One in four students suffer from mental health problems – according to a recent YouGov poll.
Anxiety and stress are the most common for students and can be the most obstructive to their day-to-day life.
However, Teesside University is doing its bit to help students overcome any problems.
In a fast paced modern society, especially university, it’s easy to lose yourself during the journey and issues to snowball out of control.
A large support system is on campus for anyone suffering any kind of issue from anxiety disorders, depression or stress.
Student Union Students Support (SUSS)is based on the first floor of the student centre building and is a good first point of call for help.
This service operates for anyone who needs a chat with someone about their concerns.

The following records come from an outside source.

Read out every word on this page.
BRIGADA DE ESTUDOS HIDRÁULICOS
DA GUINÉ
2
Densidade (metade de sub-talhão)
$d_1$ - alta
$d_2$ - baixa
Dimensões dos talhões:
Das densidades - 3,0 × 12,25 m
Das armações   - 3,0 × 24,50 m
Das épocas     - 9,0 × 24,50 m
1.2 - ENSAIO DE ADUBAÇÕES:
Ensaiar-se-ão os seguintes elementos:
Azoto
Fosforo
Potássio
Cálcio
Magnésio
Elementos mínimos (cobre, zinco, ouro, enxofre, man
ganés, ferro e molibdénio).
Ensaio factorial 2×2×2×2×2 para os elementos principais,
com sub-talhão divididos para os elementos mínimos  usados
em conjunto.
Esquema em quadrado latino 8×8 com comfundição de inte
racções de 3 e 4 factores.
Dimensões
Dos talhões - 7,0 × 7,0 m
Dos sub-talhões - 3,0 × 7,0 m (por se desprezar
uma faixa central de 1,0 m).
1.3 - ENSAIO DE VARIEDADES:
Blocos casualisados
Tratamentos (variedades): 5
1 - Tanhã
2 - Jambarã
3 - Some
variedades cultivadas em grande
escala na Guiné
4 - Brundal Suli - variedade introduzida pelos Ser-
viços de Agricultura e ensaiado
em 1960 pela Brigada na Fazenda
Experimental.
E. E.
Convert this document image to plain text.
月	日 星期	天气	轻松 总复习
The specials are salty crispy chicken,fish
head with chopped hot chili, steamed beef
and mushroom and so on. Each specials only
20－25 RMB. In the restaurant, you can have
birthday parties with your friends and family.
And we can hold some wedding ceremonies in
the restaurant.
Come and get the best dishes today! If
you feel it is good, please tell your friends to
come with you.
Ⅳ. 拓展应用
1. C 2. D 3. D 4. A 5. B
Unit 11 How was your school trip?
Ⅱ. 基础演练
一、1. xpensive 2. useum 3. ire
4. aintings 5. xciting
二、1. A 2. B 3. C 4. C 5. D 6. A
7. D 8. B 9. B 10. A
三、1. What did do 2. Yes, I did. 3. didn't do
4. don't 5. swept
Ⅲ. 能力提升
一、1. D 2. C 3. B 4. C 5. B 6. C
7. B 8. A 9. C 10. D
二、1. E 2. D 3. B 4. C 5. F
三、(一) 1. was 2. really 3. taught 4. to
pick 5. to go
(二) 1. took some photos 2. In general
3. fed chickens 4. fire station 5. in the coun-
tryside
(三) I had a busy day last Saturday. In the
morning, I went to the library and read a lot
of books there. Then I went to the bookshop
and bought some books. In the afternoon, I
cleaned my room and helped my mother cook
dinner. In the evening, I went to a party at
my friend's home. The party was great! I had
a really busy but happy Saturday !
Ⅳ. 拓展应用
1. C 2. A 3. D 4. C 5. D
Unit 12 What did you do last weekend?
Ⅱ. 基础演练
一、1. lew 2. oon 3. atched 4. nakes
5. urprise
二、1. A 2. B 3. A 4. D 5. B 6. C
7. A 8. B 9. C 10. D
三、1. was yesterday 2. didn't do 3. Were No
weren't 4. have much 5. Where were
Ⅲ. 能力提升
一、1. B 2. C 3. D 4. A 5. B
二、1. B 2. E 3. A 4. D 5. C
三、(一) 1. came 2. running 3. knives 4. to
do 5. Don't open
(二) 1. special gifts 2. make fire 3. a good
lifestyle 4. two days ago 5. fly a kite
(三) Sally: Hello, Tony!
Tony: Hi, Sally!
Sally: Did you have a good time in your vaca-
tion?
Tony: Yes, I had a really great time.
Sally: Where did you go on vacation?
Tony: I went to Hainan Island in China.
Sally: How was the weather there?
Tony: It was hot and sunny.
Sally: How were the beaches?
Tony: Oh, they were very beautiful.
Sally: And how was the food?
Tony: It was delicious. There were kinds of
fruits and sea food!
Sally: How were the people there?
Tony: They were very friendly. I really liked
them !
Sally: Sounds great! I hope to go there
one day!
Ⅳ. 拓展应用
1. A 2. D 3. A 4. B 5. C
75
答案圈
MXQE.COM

They work alongside the university to ensure they are addressing the support of students mentally as well as academically.
Most students who move to university unprepared can struggle for a variety of reasons.
These could include learning to live independently, budgeting and meeting new people.
The university ensure to run campaigns throughout the year to make sure students with mental health issues are aware of the support available.
As a result of these campaigns they hope students utilise the service provided as soon as they need too.
The ultimate aim of this support system provided is to ensure every student finishes their degree without their mental health taking over.
Teesside University do make sure there is an after care plan for anyone who seeks help and have regular follow ups.
SUSS can refer students to the right service they need specifically whether it be:
- Counselling services
- Staff Crisis teams
- Trained Mental Health Advisors
- Disability team
This is to make sure they are receiving the most beneficial support for themselves.
Student Support Advisor, John Pinkney, said: ” There has been an increase in need of support over the last few years.”
“The pressure of University, money, pressure from home and social media are usually a big factor.
“We get students aged from 18-50, it’s a well used service, high engagement and free.”